La primera parte de la película, los cinco primeros capítulos, eran manifiestamente regulares, pero los tres que siguen, los estrenados en la segunda parte de 120 minutos, son sencillamente mediocres y aburridos, y tan gratuitos como ese meada que se marca P (Mia Goth), la amante de Joe, la mediocre jugadora de baloncesto a la que la protagonista alienta, después de que su marido Jerôme, interpretado por otro actor en lugar de Shia Labeouf, otro misterio de los muchos del peculiar trabajo de Von Trier, golpee a Joe.
Si por algo escandaliza la película de Lars Von Trier no es por sus escenas de sexo real sino por su incapacidad de articular un discurso coherente, mantener una tensión narrativa—el film se derrumba estrepitosamente en sus tres últimos capítulos y aburre sobremanera—y la burda estratagema de colar gato por liebre a base de pretendidos discursos intelectuales—el último a cargo del personaje Seligman a favor del feminismo resulta particularmente hiriente por su falsedad—que inserta sin venir a cuenta. La película se resiente, además, por la plúmbea presencia de Charlotte Gainsbourg— la hija de Jane Birkin y Serge Gainsbourg es una actriz carente de expresividad que mantiene la misma cara desde el minuto cero al último—(cuando Joe, más joven, lo interpreta Stacy Martin es otra cosa), con cuyo personaje difícilmente se puede empatizar, y menos comprender—en realidad Von Trier no dibuja personajes, salvo Seligman, ni mucho menos aclara lo que es la ninfomanía—y por algunos secundarios como Shia Labeouf o el citado Jamie Bell.

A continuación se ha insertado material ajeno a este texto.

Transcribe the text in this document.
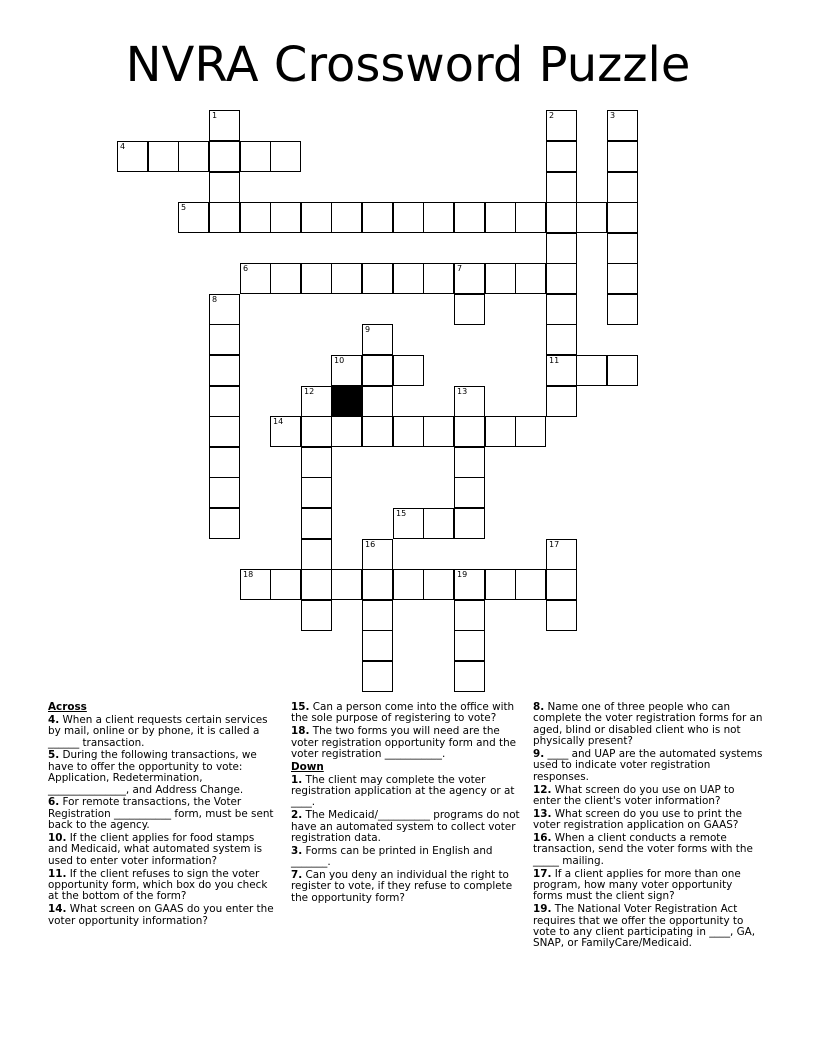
NVRA Crossword Puzzle
1	2	3
4
5
6	7
8
9
10	11
12	13
14
15
16	17
18	19

Across

4. When a client requests certain services by mail, online or by phone, it is called a ______ transaction.

5. During the following transactions, we have to offer the opportunity to vote: Application, Redetermination, _______________, and Address Change.

6. For remote transactions, the Voter Registration ___________ form, must be sent back to the agency.

10. If the client applies for food stamps and Medicaid, what automated system is used to enter voter information?

11. If the client refuses to sign the voter opportunity form, which box do you check at the bottom of the form?

14. What screen on GAAS do you enter the voter opportunity information?

15. Can a person come into the office with the sole purpose of registering to vote?

18. The two forms you will need are the voter registration opportunity form and the voter registration ___________.

Down

1. The client may complete the voter registration application at the agency or at ____.

2. The Medicaid/__________ programs do not have an automated system to collect voter registration data.

3. Forms can be printed in English and _______.

7. Can you deny an individual the right to register to vote, if they refuse to complete the opportunity form?

8. Name one of three people who can complete the voter registration forms for an aged, blind or disabled client who is not physically present?

9. ____ and UAP are the automated systems used to indicate voter registration responses.

12. What screen do you use on UAP to enter the client's voter information?

13. What screen do you use to print the voter registration application on GAAS?

16. When a client conducts a remote transaction, send the voter forms with the _____ mailing.

17. If a client applies for more than one program, how many voter opportunity forms must the client sign?

19. The National Voter Registration Act requires that we offer the opportunity to vote to any client participating in ____, GA, SNAP, or FamilyCare/Medicaid.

Nymphomaniac, que está a años luz de su espléndido trabajo anterior Melancolía, por ejemplo, parece un intento del director que inventó el dogma cinematográfico de volver al desmadre de Los idiotas, pero le falta fuelle e irreverencia. Subyace en casi todos los capítulos una sospecha de impostura, que el danés está más pendiente del espectador que de sí mismo, de que éste le ría las gracias o se cubra los ojos cuando la sangre brote de las nalgas de Joe en su flagelación supuestamente gozosa, aunque tampoco se ve que así sea. Quizá lo que Lars Von Trier nos está vendiendo, con el envoltorio de una película con escenas porno, no sea otra cosa que una historia moral sobre adónde conducen los excesos sexuales, femeninos, claro, por eso de que la mujer es una ninfómana pero el hombre un conquistador, sospecha que Seligman quiere despejar con ese discurso feminista de última hora cogido a contrapelo. No se libra Von Trier, quizá por su condición de nórdico y una presumible educación religiosa, de una censura a los placeres de la carne, representados como una mecánica ausente de sensualidad, en las antípodas, por ejemplo, de la admirable Historia de Adele.
En ese caos narrativo—un coche arde, no se sabe bien por qué, alcanzado por un cóctel molotov lanzado por Joe en una de sus últimas secuencias; Joe realiza una felación, tampoco se sabe por qué, a un pederasta confeso cuya casa invaden los cobradores de morosos para saldar una deuda—el espectador ignora qué le quiere decir Lars Von Trier en esta larguísima película, si es que estuvo en su ánimo decirle algo en esos ocho capítulos que componen el díptico que se estrena. Le queda la incógnita al espectador, puesto que no duda de la inteligencia del danés, de si todo se trata de una gigantesca broma, pero para ser una broma más de cinco horas son muchas.